Treatment: To coordinate care, and with your signed consent, I may disclose your PHI to physicians, psychiatrists, psychologists, and other licensed health care providers who are involved with your care.

Obligatory Disclosures: Exceptions to confidentiality include child abuse and neglect reporting statutes, medical neglect of children and the elderly, elder abuse in the community or in nursing homes, and domestic violence. The Family Coach may disclose PHI in certain legally required circumstances.

Additional, Optional Disclosures
By signing this Confidentiality and HIPAA Disclosure Agreement, you consent to the following additional disclosures:

Marketing Purposes: For marketing purposes, with your consent, I may use and publish any testimonials, reviews, quotes, or other communications regarding the Family Coaching made by you. I will not share any details related besides the fact that you engaged with a Family Coach.

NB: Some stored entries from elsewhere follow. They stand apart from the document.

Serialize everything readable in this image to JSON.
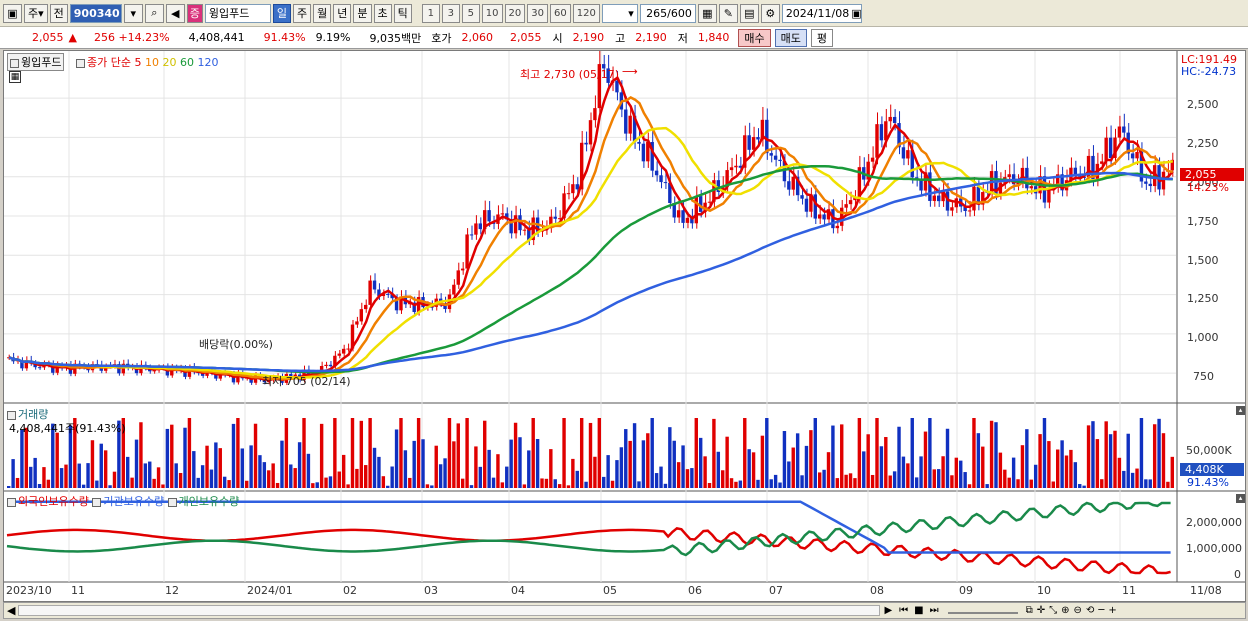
{
  "toolbar": {
    "period_type": "주",
    "prev_label": "전",
    "stock_code": "900340",
    "stock_badge": "증",
    "stock_name": "윙입푸드",
    "period_tabs": [
      "일",
      "주",
      "월",
      "년",
      "분",
      "초",
      "틱"
    ],
    "active_tab": "일",
    "minute_options": [
      "1",
      "3",
      "5",
      "10",
      "20",
      "30",
      "60",
      "120"
    ],
    "count": "265",
    "count_max": "/600",
    "date": "2024/11/08"
  },
  "quote": {
    "price": "2,055",
    "change_arrow": "▲",
    "change": "256 +14.23%",
    "volume": "4,408,441",
    "volume_ratio": "91.43%",
    "turnover": "9.19%",
    "amount": "9,035백만",
    "ask_label": "호가",
    "ask": "2,060",
    "bid": "2,055",
    "open_label": "시",
    "open": "2,190",
    "high_label": "고",
    "high": "2,190",
    "low_label": "저",
    "low": "1,840",
    "buy_button": "매수",
    "sell_button": "매도",
    "avg_button": "평"
  },
  "price_panel": {
    "stock_name": "윙입푸드",
    "ma_label": "종가 단순",
    "ma_periods": [
      "5",
      "10",
      "20",
      "60",
      "120"
    ],
    "ma_colors": [
      "#e00000",
      "#f08000",
      "#f0e000",
      "#1a9a3a",
      "#3060e0"
    ],
    "lc": "LC:191.49",
    "hc": "HC:-24.73",
    "high_annot": "최고 2,730 (05/17)",
    "low_annot": "최저 705 (02/14)",
    "dividend_annot": "배당락(0.00%)",
    "y_ticks": [
      "2,500",
      "2,250",
      "2,000",
      "1,750",
      "1,500",
      "1,250",
      "1,000",
      "750"
    ],
    "y_values": [
      2500,
      2250,
      2000,
      1750,
      1500,
      1250,
      1000,
      750
    ],
    "price_box": "2,055",
    "price_pct": "14.23%",
    "y_range": [
      560,
      2800
    ]
  },
  "volume_panel": {
    "title": "거래량",
    "value": "4,408,441주(91.43%)",
    "y_tick": "50,000K",
    "box": "4,408K",
    "pct": "91.43%"
  },
  "holding_panel": {
    "series": [
      "외국인보유수량",
      "기관보유수량",
      "개인보유수량"
    ],
    "colors": [
      "#e00000",
      "#3060e0",
      "#1a8a4a"
    ],
    "y_ticks": [
      "2,000,000",
      "1,000,000",
      "0"
    ]
  },
  "x_axis": [
    "2023/10",
    "11",
    "12",
    "2024/01",
    "02",
    "03",
    "04",
    "05",
    "06",
    "07",
    "08",
    "09",
    "10",
    "11",
    "11/08"
  ],
  "chart_data": {
    "type": "line",
    "title": "",
    "series": [
      {
        "name": "종가",
        "values": [
          830,
          800,
          780,
          790,
          790,
          780,
          770,
          760,
          740,
          720,
          705,
          730,
          760,
          900,
          1300,
          1200,
          1180,
          1200,
          1700,
          1750,
          1650,
          1700,
          2000,
          2730,
          2300,
          2050,
          1700,
          1850,
          2050,
          2300,
          2000,
          1800,
          1700,
          2000,
          2400,
          2000,
          1850,
          1800,
          1950,
          2000,
          1900,
          2000,
          2050,
          2300,
          1950,
          2055
        ]
      }
    ]
  }
}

Communication Platform: You and I may communicate between a variety of communication platforms including, phone, video, or e-mail. These platforms may not be secure or HIPAA compliant. You consent to using non-HIPAA compliant platforms for our communications.

Revocation of Written Authorization
By signing below, you agree to the above authorizations. Even if you have signed an authorization to disclose your PHI, you may later revoke that authorization, in writing to stop any future disclosures.

Complaints
If you feel I have violated your privacy rights or if you object to a decision I have made about access to your PHI, you are entitled to file a complaint. First and foremost, notify me directly if you feel I have violated your rights. You can also file a complaint with the U.S. Department of Health and Human Services Office.